L2/11-131


Title: Proposal to Update Syntax for Unicode/UCS Sequence
       Identifiers (USI) in ISO/IEC 10646

Author: Ken Whistler

Date:  April 27, 2011

Action: For consideration by the UTC and L2



Background

The U.S. NB requested in its comments on the ballot for
CD 10646 3rd Edition that the syntax for the data file
containing the list of Named UCS Sequence Identifiers
(NUSI.txt) maintain the same data format as the UCD
data file, NamedSequences.txt. (See T5 in L2/10-385, = WG2 N3936.)
That comment also requested a corresponding change for
the documentation of the syntax of the second field
of NUSI.txt in Clause 25, so that the syntax used by
NUSI.txt would be consistent with that used in NamedSequences.txt.

As it turned out, that request was controversial in WG2,
and the U.S. NB withdrew the comment at the last WG2 meeting,
rather than make the disposition of comments for the ballot
more problematical than it already was. The main reason
for the controversy, as I understand it, was the mismatch
that would ensue between the syntax for the Named
UCS Sequence Identifiers and its data file, and the syntax
specified in the standard for UCS Sequence Identifiers in
Clause 6.6.

To address this issue, and to be able to more forward on the
real goal here, which is to avoid having to maintain two
different normative data files in parallel, but with different
syntaxes, I am now suggesting a modified request.
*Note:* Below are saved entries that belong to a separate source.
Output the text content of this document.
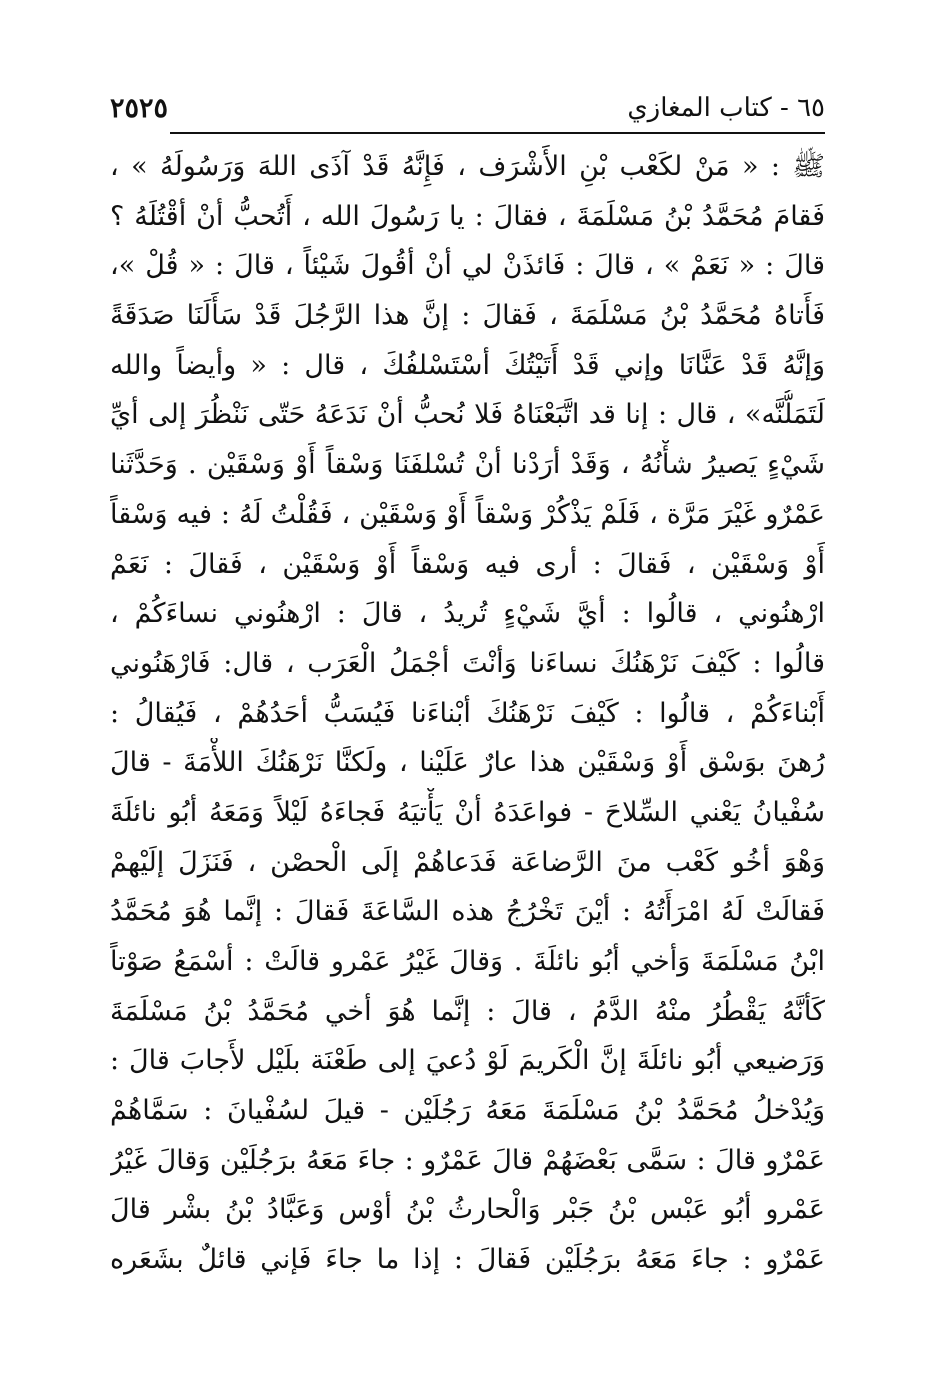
٦٥ - كتاب المغازي
٢٥٢٥
ﷺ : « مَنْ لكَعْب بْنِ الأَشْرَف ، فَإِنَّهُ قَدْ آذَى اللهَ وَرَسُولَهُ » ،
فَقامَ مُحَمَّدُ بْنُ مَسْلَمَةَ ، فقالَ : يا رَسُولَ الله ، أَتُحبُّ أنْ أقْتُلَهُ ؟
قالَ : « نَعَمْ » ، قالَ : فَائذَنْ لي أنْ أقُولَ شَيْئاً ، قالَ : « قُلْ »،
فَأَتاهُ مُحَمَّدُ بْنُ مَسْلَمَةَ ، فَقالَ : إنَّ هذا الرَّجُلَ قَدْ سَأَلَنَا صَدَقَةً
وَإنَّهُ قَدْ عَنَّانَا وإني قَدْ أَتَيْتُكَ أسْتَسْلفُكَ ، قال : « وأيضاً والله
لَتَمَلُّنَّه» ، قال : إنا قد اتَّبَعْنَاهُ فَلا نُحبُّ أنْ نَدَعَهُ حَتّى نَنْظُرَ إلى أيِّ
شَيْءٍ يَصيرُ شأْنُهُ ، وَقَدْ أرَدْنا أنْ تُسْلفَنَا وَسْقاً أَوْ وَسْقَيْن . وَحَدَّثَنا
عَمْرٌو غَيْرَ مَرَّة ، فَلَمْ يَذْكُرْ وَسْقاً أَوْ وَسْقَيْن ، فَقُلْتُ لَهُ : فيه وَسْقاً
أَوْ وَسْقَيْن ، فَقالَ : أرى فيه وَسْقاً أَوْ وَسْقَيْن ، فَقالَ : نَعَمْ
ارْهنُوني ، قالُوا : أيَّ شَيْءٍ تُريدُ ، قالَ : ارْهنُوني نساءَكُمْ ،
قالُوا : كَيْفَ نَرْهَنُكَ نساءَنا وَأنْتَ أجْمَلُ الْعَرَب ، قال: فَارْهَنُوني
أَبْناءَكُمْ ، قالُوا : كَيْفَ نَرْهَنُكَ أبْناءَنا فَيُسَبُّ أحَدُهُمْ ، فَيُقالُ :
رُهنَ بوَسْق أَوْ وَسْقَيْن هذا عارٌ عَلَيْنا ، ولَكنَّا نَرْهَنُكَ اللأْمَةَ - قالَ
سُفْيانُ يَعْني السِّلاحَ - فواعَدَهُ أنْ يَأْتيَهُ فَجاءَهُ لَيْلاً وَمَعَهُ أبُو نائلَةَ
وَهْوَ أخُو كَعْب منَ الرَّضاعَة فَدَعاهُمْ إلَى الْحصْن ، فَنَزَلَ إلَيْهمْ
فَقالَتْ لَهُ امْرَأَتُهُ : أيْنَ تَخْرُجُ هذه السَّاعَةَ فَقالَ : إنَّما هُوَ مُحَمَّدُ
ابْنُ مَسْلَمَةَ وَأخي أبُو نائلَةَ . وَقالَ غَيْرُ عَمْرو قالَتْ : أسْمَعُ صَوْتاً
كَأنَّهُ يَقْطُرُ منْهُ الدَّمُ ، قالَ : إنَّما هُوَ أخي مُحَمَّدُ بْنُ مَسْلَمَةَ
وَرَضيعي أبُو نائلَةَ إنَّ الْكَريمَ لَوْ دُعيَ إلى طَعْنَة بلَيْل لأَجابَ قالَ :
وَيُدْخلُ مُحَمَّدُ بْنُ مَسْلَمَةَ مَعَهُ رَجُلَيْن - قيلَ لسُفْيانَ : سَمَّاهُمْ
عَمْرٌو قالَ : سَمَّى بَعْضَهُمْ قالَ عَمْرٌو : جاءَ مَعَهُ برَجُلَيْن وَقالَ غَيْرُ
عَمْرو أبُو عَبْس بْنُ جَبْر وَالْحارثُ بْنُ أوْس وَعَبَّادُ بْنُ بشْر قالَ
عَمْرٌو : جاءَ مَعَهُ برَجُلَيْن فَقالَ : إذا ما جاءَ فَإني قائلٌ بشَعَره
This
would address the specification of the UCS Sequence Identifiers
in Clause 6.6, so as to eliminate the problem of a syntax
mismatch.

Accordingly, I would like the UTC to discuss and approve
the following suggested changes, and for L2 to approve this
as a U.S. NB position to forward to WG2 for their
consideration.

============================ proposal =========================

[Insert appropriate document header boilerplate here.]

Introduction

Clause 6.6 of ISO/IEC 10646 defines the UCS Sequence
Identifier (USI). The text of the clause in the FCD for
the 3rd Edition currently reads as follows:

<quote>

ISO/IEC 10646 defines an identifier for any sequence of code points 
taken from the standard. Such an identifier is known as a UCS Sequence 
Identifier (USI). For a sequence of n code points it has the following form:

<UID1, UID2, ..., UIDn>

where UID1, UID2, etc. represent the short identifiers of the 
corresponding code points, in the same order as those code points 
appear in the sequence. If each of the code points in such a 
sequence has a character allocated to it, the USI can be used 
to identify the sequence of characters allocated at those code 
points. The syntax for UID1, UID2, etc. is specified in 6.5. 
A COMMA character (optionally followed by a SPACE character) 
separates the UIDs. The UCS Sequence Identifier includes at 
least two UIDs; it begins with a LESS-THAN SIGN and is terminated 
by a GREATER-THAN SIGN.

The full syntax of the notation of a UCS Sequence Identifier, in 
Backus-Naur form, is

"<" (xxxx | xxxxx | xxxxxx) (("," space?) (xxxx | xxxxx | xxxxxx))+ ">"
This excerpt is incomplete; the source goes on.